Quel programme économique ?

S’il ne démissionne pas entre-temps, c’est bien le président de la République qui devra lire, le 16 avril prochain, le nouveau discours-programme du gouvernement Parti travailliste/PMSD. Dans l’entretien qu’il accorde à l’express dimanche, Navin Ramgoolam affirme que l’économie sera l’une des deux priorités de son nouveau programme gouvernemental.Tant mieux.

On ne peut pas vraiment dire que l’économie était l’élément central du discours-programme de la défunte Alliance de l’Avenir. Celui-ci avait été lu par sir Anerood Jugnauth le 8 juin 2010. C’était l’occasion de faire briller les idées du ministre des Finances d’alors : Duty Free Island, réouverture du port de Mahébourg, relance de l’Employees Real Estate Investment Trust et abolition de la décriée National Residential Property Tax et de l’impôt sur les intérêts bancaires. Cette allocution avait également servi de « showcase » aux aspirations plus sociales de la nouvelle équipe gouvernementale. Incarnées par le nouveau ministre de l’Intégration sociale d’alors : Xavier Duval.

Par conséquent, sur les 304 paragraphes du dernier discours-programme, le mot « économie » n’apparaissait que 11 fois. La « crise financière » et la « récession globale » n’étaient évoquées que deux et une fois respectivement.
De même, la « croissance économique » n’avait fait l’objet que de deux allusions directes. On peut raisonnablement s’attendre à ce que les choses soient légèrement différentes le 16 avril prochain.

C’est que la conjoncture économique globale s’est davantage assombrie. Le pétrole fl ambe. La zone euro, notre principal marché, est déliquescente. La convalescence des Etats-Unis entraîne dans son sillage une remontée du cours du dollar, la devise dans laquelle Maurice paye l’essentiel de ses importations. A ce jour, rien n’indique donc que le déficit commercial de Rs 72 milliards en 2011 s’améliorera à la fin de cette année. Tout comme rien ne nous permet de penser que la facture énergétique du pays s’allégera.

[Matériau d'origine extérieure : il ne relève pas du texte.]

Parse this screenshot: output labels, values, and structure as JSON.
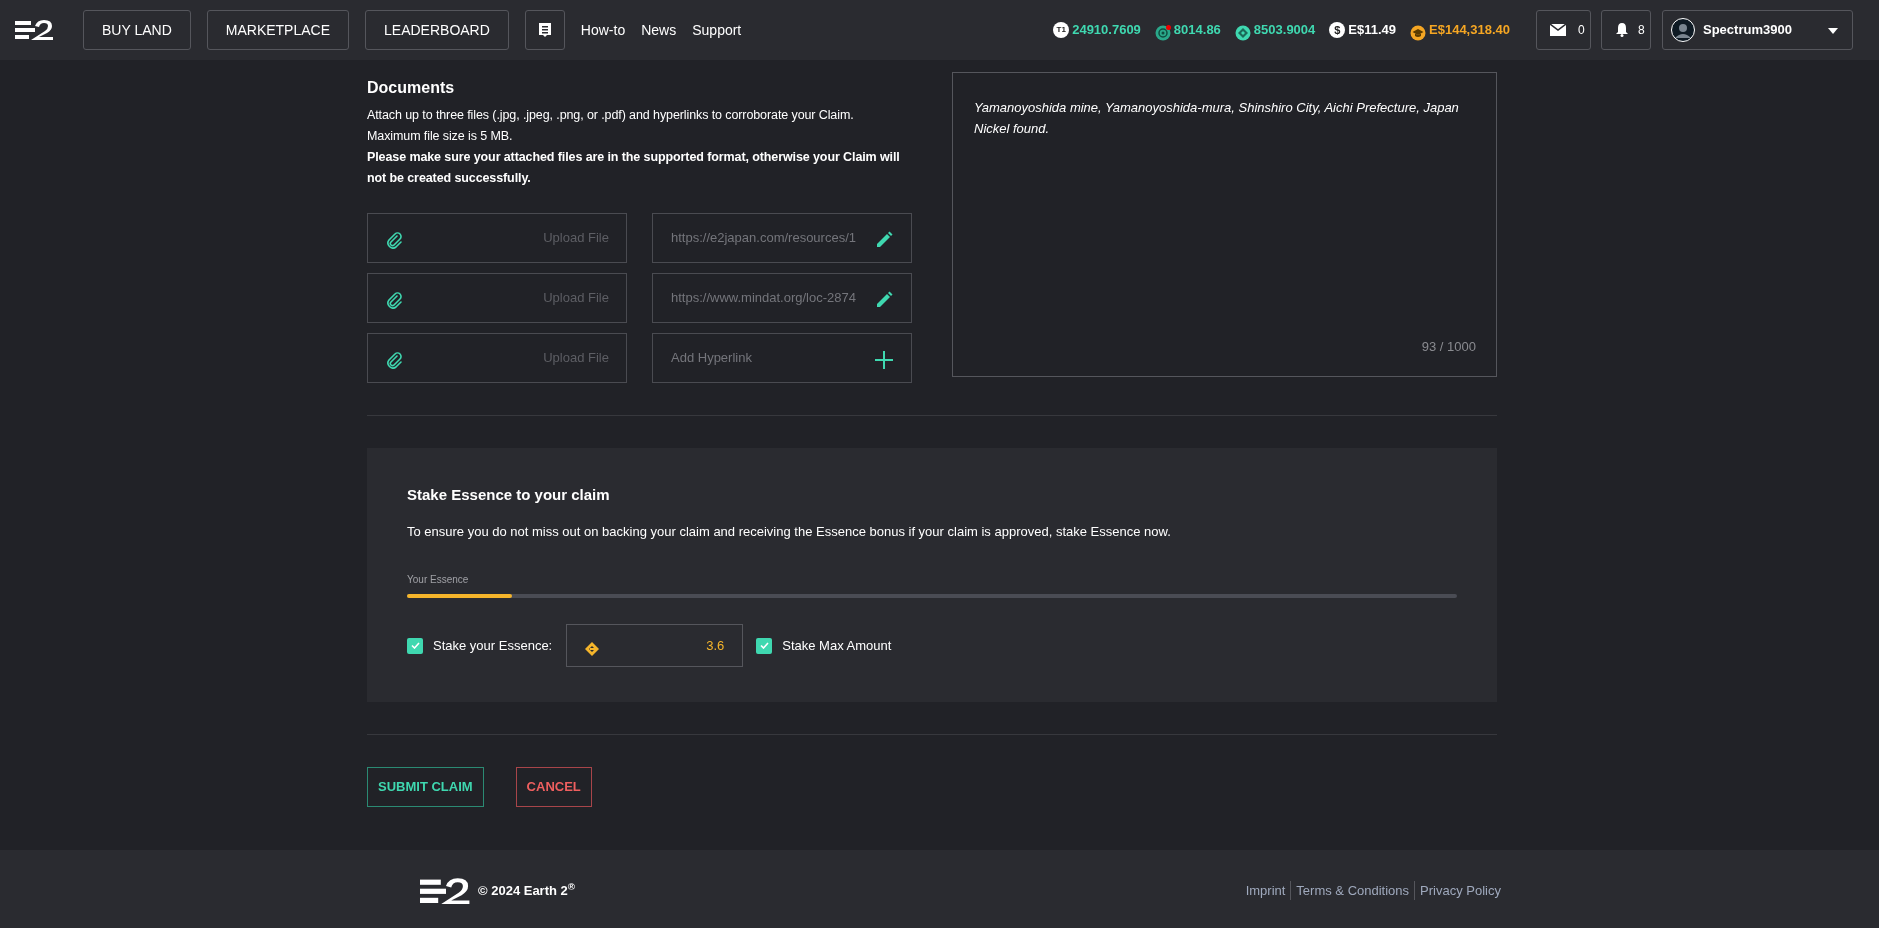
{
  "navbar": {
    "buttons": [
      "BUY LAND",
      "MARKETPLACE",
      "LEADERBOARD"
    ],
    "links": [
      "How-to",
      "News",
      "Support"
    ],
    "balances": [
      {
        "kind": "tier",
        "badge": "T1",
        "value": "24910.7609",
        "color": "#3fd8b0"
      },
      {
        "kind": "target",
        "value": "8014.86",
        "color": "#3fd8b0"
      },
      {
        "kind": "diamond",
        "value": "8503.9004",
        "color": "#3fd8b0"
      },
      {
        "kind": "dollar",
        "badge": "$",
        "value": "E$11.49",
        "color": "#ffffff"
      },
      {
        "kind": "cap",
        "value": "E$144,318.40",
        "color": "#f5a623"
      }
    ],
    "messages": "0",
    "notifications": "8",
    "user": "Spectrum3900"
  },
  "documents": {
    "title": "Documents",
    "notes": [
      {
        "text": "Attach up to three files (.jpg, .jpeg, .png, or .pdf) and hyperlinks to corroborate your Claim.",
        "bold": false
      },
      {
        "text": "Maximum file size is 5 MB.",
        "bold": false
      },
      {
        "text": "Please make sure your attached files are in the supported format, otherwise your Claim will not be created successfully.",
        "bold": true
      }
    ],
    "uploads": [
      {
        "placeholder": "Upload File"
      },
      {
        "placeholder": "Upload File"
      },
      {
        "placeholder": "Upload File"
      }
    ],
    "hyperlinks": [
      {
        "kind": "edit",
        "value": "https://e2japan.com/resources/1"
      },
      {
        "kind": "edit",
        "value": "https://www.mindat.org/loc-2874"
      },
      {
        "kind": "add",
        "placeholder": "Add Hyperlink"
      }
    ],
    "description": {
      "value": "Yamanoyoshida mine, Yamanoyoshida-mura, Shinshiro City, Aichi Prefecture, Japan\nNickel found.",
      "counter": "93 / 1000"
    }
  },
  "stake": {
    "title": "Stake Essence to your claim",
    "text": "To ensure you do not miss out on backing your claim and receiving the Essence bonus if your claim is approved, stake Essence now.",
    "essence_label": "Your Essence",
    "level": 0.1,
    "stake_checkbox": {
      "label": "Stake your Essence:",
      "checked": true
    },
    "amount": "3.6",
    "max_checkbox": {
      "label": "Stake Max Amount",
      "checked": true
    }
  },
  "actions": {
    "submit": "SUBMIT CLAIM",
    "cancel": "CANCEL"
  },
  "footer": {
    "copyright": "© 2024 Earth 2$^{®}$",
    "links": [
      "Imprint",
      "Terms & Conditions",
      "Privacy Policy"
    ]
  }
}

Le mois de février a pu être bon pour les arrivées touristiques. Mais les convulsions d’Air Mauritius mêlées à la frilosité des Européens à investir des milliers d’euros dans un voyage au soleil n’augurent en rien une année exceptionnelle pour le tourisme. Par ailleurs, la découverte d’un nouveau mot – parcimonie – par de nombreux Américains et Européens explique sans doute en partie pourquoi les exportations du secteur manufacturier ont régressé de 4 % durant les deux premiers mois de 2012.

Où trouver donc une bonne nouvelle dans ce torrent de pessimisme ? La Banque de Maurice (BoM) a cru la dénicher, en sélectionnant les bons points du dernier staff report du Fonds monétaire international (FMI) dans le cadre de ses Article IV Consultations avec Maurice. La BoM relève ainsi le certificat de compétence délivré par le FMI aux autorités locales pour leur « skillful macroeconomic management and good reform track record ». Et ne manque pas de se féliciter du fait que le FMI pense que les « monetary authorities » du pays – comprendre la BoM – ont su contrôler l’infl ation et maintenir le délicat équilibre entre le niveau des prix et la croissance économique. Sauf que les décisions – aussi éclairées soient-elles – prises par la BoM ne pourront empêcher le prix du pétrole de fl amber ou les consommateurs européens et américains de réduire drastiquement leur budget de consommation et loisirs. Une bonne partie de la solution pour aider le pays à surmonter ce contexte de crise internationale doit donc continuer de provenir du pays lui-même. Le schéma est connu : il s’agit de permettre aux entreprises de se consolider en ayant accès à du financement, de recruter et d’améliorer leur production tout en diversifiant leurs marchés.

C’est l’objectif que s’était fixé Xavier Duval dans son budget de novembre dernier. Afin de bien faire comprendre qu’il « mean business », il avait rendu public un calendrier de mise en oeuvre des 178 mesures contenues dans le budget 2012. Cette semaine, triomphal, le ministre des Finances a expliqué que 75 % des mesures budgétaires ont été appliquées avant la fin du premier trimestre 2012. Xavier Duval n’a pas rendu public la liste des mesures déjà mises en oeuvre. On ne peut donc pas juger de l’importance de celles qui ont été appliquées et leur portée réelle sur l’économie nationale.

Ce que l’on jugera par contre, le 16 avril prochain, c’est le poids que Xavier Duval aura eu dans le discours programme. Et la compatibilité de celui-ci avec les grands axes déjà énoncés dans son dernier budget. Plus que tout, ce sont les idées innovantes que l’on recherchera dans le volet économique du discours-programme. C’est bien cela la priorité.